La plage, en forme d’anse, est divisée en deux par « les cordes », un alignement de cinq poteaux qui soutiennent des cordes, permettant ainsi aux nageurs hésitants ou aux personnes âgées de s’aventurer à quelques mètres du bord ; mais cette division joue un rôle plus important encore, elle organise une répartition spatiale des estivants dont le caractère social n’apparaîtra qu’à l’observateur assidu des mœurs de cette population intermittente.
A gauche des cordes s’installent les familles, propriétaires des petites villas, habitués qui se connaissent, se fréquentent et regardent les enfants grandir d’été en été, échangent des propos banals avant d’étendre leurs serviettes ou d’arrimer leurs parasols, les éphémères habitants des locations d’été et les campeurs ; un petit monde bigarré et bruyant d’adultes et d’enfants qu’attirent la mer et me soleil.

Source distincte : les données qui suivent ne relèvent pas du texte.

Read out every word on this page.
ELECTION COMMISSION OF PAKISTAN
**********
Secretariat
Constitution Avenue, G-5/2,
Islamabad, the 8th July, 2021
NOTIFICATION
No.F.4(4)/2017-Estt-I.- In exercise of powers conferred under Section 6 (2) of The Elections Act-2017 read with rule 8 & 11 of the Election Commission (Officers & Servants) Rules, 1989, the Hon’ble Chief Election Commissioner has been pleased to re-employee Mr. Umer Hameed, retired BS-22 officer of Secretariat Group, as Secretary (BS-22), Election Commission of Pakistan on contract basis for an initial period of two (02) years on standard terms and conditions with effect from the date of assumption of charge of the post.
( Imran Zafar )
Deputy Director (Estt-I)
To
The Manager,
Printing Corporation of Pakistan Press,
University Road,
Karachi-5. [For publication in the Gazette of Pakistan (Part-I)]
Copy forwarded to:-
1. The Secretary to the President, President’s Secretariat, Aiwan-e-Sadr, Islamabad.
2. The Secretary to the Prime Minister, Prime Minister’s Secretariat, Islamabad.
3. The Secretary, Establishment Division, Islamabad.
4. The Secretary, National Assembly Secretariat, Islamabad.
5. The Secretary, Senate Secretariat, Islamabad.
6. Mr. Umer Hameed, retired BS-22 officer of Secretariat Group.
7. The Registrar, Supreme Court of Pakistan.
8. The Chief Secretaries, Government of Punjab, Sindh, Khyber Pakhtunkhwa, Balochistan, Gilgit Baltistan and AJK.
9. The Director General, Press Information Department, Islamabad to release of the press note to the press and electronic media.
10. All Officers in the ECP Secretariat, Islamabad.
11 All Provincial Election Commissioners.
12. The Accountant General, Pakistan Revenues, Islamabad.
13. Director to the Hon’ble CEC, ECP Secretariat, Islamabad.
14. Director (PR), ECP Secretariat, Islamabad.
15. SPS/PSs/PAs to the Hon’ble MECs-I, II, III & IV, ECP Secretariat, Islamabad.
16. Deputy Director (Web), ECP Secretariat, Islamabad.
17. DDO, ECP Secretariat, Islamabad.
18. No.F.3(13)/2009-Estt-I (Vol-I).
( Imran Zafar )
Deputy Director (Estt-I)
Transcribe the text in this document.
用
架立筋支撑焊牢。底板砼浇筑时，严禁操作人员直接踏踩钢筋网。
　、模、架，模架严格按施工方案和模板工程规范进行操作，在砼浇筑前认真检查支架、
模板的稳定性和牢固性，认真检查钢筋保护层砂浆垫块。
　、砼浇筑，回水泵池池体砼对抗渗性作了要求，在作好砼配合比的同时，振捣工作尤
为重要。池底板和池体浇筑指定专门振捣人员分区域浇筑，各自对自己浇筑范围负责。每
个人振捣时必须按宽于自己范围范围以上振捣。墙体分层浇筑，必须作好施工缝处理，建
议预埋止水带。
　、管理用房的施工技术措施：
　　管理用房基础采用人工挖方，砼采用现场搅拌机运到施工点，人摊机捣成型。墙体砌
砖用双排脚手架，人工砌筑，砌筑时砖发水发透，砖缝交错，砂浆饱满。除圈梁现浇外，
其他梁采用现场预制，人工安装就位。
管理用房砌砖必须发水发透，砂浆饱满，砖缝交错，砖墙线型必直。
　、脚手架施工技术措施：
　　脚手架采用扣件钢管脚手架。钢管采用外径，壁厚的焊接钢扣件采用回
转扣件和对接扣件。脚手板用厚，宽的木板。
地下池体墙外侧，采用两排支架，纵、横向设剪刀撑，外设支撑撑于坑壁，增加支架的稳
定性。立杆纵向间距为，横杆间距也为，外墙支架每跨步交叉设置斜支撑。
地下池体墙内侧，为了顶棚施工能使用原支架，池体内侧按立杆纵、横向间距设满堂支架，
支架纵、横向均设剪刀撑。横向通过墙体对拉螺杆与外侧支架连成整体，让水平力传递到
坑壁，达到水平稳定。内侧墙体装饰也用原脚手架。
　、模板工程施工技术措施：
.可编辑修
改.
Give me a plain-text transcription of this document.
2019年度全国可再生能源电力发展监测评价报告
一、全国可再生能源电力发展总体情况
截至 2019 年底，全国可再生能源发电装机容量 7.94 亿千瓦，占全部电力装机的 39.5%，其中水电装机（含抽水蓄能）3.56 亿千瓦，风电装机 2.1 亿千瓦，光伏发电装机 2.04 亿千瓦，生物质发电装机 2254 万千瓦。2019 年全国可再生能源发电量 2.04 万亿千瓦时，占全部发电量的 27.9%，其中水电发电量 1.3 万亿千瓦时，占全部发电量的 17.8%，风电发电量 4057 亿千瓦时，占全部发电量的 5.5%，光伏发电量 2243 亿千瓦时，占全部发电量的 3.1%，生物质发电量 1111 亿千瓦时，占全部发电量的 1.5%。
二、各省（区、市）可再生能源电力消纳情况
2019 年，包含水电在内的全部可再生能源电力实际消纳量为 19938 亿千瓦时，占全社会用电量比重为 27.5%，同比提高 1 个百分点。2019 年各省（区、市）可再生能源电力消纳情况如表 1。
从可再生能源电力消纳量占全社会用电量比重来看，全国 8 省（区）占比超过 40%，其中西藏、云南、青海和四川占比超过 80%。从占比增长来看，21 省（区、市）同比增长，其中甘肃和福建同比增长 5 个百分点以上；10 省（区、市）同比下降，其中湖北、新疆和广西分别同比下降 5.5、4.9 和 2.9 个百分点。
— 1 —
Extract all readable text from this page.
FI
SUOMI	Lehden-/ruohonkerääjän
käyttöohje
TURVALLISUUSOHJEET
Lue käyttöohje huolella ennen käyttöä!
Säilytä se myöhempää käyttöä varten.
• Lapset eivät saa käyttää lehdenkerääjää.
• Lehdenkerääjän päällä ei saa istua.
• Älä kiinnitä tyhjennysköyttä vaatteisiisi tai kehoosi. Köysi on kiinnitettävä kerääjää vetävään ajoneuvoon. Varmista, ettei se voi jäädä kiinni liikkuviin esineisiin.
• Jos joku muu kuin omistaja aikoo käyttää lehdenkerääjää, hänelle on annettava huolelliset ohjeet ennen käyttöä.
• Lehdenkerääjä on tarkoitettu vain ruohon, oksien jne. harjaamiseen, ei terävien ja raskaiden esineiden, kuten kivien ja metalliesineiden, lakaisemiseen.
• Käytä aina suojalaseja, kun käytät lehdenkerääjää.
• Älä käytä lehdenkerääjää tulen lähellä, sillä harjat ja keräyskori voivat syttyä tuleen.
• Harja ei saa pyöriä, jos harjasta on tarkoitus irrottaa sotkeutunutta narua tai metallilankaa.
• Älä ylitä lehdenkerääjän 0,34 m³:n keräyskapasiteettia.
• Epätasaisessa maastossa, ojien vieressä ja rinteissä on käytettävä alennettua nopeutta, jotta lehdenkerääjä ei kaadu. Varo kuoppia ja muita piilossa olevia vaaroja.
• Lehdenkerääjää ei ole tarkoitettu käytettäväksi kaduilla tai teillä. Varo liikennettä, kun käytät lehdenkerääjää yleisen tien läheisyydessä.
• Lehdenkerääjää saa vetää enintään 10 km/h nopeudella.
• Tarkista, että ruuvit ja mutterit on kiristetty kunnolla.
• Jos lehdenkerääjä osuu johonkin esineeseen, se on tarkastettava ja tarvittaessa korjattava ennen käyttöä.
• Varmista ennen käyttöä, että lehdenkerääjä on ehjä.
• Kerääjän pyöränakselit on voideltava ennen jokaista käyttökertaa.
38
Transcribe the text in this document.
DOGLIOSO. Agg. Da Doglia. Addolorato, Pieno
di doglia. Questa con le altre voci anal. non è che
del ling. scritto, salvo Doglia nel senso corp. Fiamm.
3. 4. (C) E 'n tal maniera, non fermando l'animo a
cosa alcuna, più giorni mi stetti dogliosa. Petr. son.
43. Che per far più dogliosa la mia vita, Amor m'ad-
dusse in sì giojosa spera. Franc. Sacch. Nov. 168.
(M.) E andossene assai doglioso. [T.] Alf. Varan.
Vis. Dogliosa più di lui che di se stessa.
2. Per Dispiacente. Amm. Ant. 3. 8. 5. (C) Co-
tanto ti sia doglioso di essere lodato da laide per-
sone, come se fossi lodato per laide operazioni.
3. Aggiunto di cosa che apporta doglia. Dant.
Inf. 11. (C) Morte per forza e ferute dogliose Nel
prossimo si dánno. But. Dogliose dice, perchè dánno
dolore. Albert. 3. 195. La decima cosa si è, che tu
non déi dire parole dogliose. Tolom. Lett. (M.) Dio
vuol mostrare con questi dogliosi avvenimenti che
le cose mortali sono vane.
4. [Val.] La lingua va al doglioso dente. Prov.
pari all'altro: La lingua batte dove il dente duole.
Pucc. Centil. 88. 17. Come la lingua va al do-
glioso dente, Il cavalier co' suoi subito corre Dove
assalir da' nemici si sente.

A droite des cordes est le domaine des grandes familles. Un domaine jalousement réservé et préservé. il m’est arrivé, lors des grandes marées, alors que l’espace de sable sec se réduit, d’étendre ma serviette dans cette zone interdite ; Des regards courroucés,voire des piétinements mal intentionnés m’ont alors rapidement fait comprendre mon erreur. Je n’étais pas des leurs.
Les grandes familles, ce sont les propriétaires des « chalets », anciennes demeures du début du siècle dernier, construites le long de la côte, aux allures de gentilhommières médiévales revues par un mauvais élève de Viollet-Le-Duc, surplombées de tours, et possédant toutes une sorte de belvédère vitré qui permet de regarder la mer. Ces manoirs pompeux, bâtis par les armateurs nantais dont la fortune tient pour beaucoup à l’esclavage, sont aujourd’hui transmis à des héritiers qui s’efforcent tant bien que mal à maintenir un train de vie essoufflé. Ils ne fréquentent que leurs semblables, et se retrouvent dans « le club » pour des activités qui marquent leur appartenance sociale : tennis et rallyes, garden-parties et réceptions vespérales que l’on se rend réciproquement au long de la saison.
Il faut les voir, le dimanche à la sortie de la messe qu’ils fréquentent assidûment et ostensiblement, les hommes vêtus de pantalons crème et de blazers bleus, les femmes en jupes et blazers de même, les enfants habillés de leurs vêtements du dimanche qui ressemblent étrangement aux uniformes des écoles catholiques, à la différence que les petits garçons portent des bermudas à carreaux de bonne coupe au-dessus de leurs chaussettes blanches et souliers vernis.
Les grandes familles vont à la plage mais chez elles et à leurs heures. Elles arrivent vers douze heures trente, à l’heure où les gens du peuple commencent à rejoindre leurs foyers pour le repas de midi. Leur arrivée même est ritualisée : quelques femmes d’abord accompagnées d’enfants, on étend les serviettes, on se salue, on se congratule, on s’assoie, on attend. Bientôt les hommes arrivent : congratulations, tapes dans le dos, les femmes se lèvent, baisemains, on s’assoie, on attend à nouveau. Treize heures, phase décisive : arrivée des personnalités ; Il s’agit des parents proches du député Dupin et de sa famille par alliance, les Dupin-Morrissot. Il faut dire que depuis trois siècles tous ces gens ont du sang commun hérité de mariages d’affaires. L’arrivée des personnalités est toujours imposante. Les plus âgés viennent majestueusement drapés dans des peignoirs de bain, sans doute pour masquer la nudité qui aurait aboli toute distinction. Dès leur apparition au haut de la plage, tous se lèvent et attendent leur approche, à l’arrivée les congratulations reprennent, effrénées. Lorsque le député Dupin est présent, tous se précipitent, se pressent, c’est à qui sera le premier à lui serrer la main, on se fait courtisan, on s’incline, on se pâme.
Il semble que le cérémonial remonte au vieux Dupin, le ministre du Général. Il fallait le voir effectuer sa descente à la plage, à pas lents, calme, mesuré, vêtu de son fameux peignoir pourpre, avec la dignité d’un sénateur de l’empire ou d’un membre du Sacré Collège.
Le séjour sur la plage est relativement bref, on entre dans l’eau par petits groupes, on converse longtemps dans l’eau à mi corps, ceux qui ne se baignent pas restent sur le rivage et portent les serviettes. On retourne s’étendre au soleil, puis, vers quatorze heures, à l’heure où le peuple revient on s’en retourne après d’ultimes salutations : le député s’il est là, d’abord, puis les apparentés les plus proches, les hommes, enfin les femmes accompagnées des enfants.
L’espace est alors provisoirement libéré jusqu’à seize heures, lorsque les femmes reviennent pour la baignade des enfants, à moins qu’ils ne soient accompagnés par les bonnes africaines.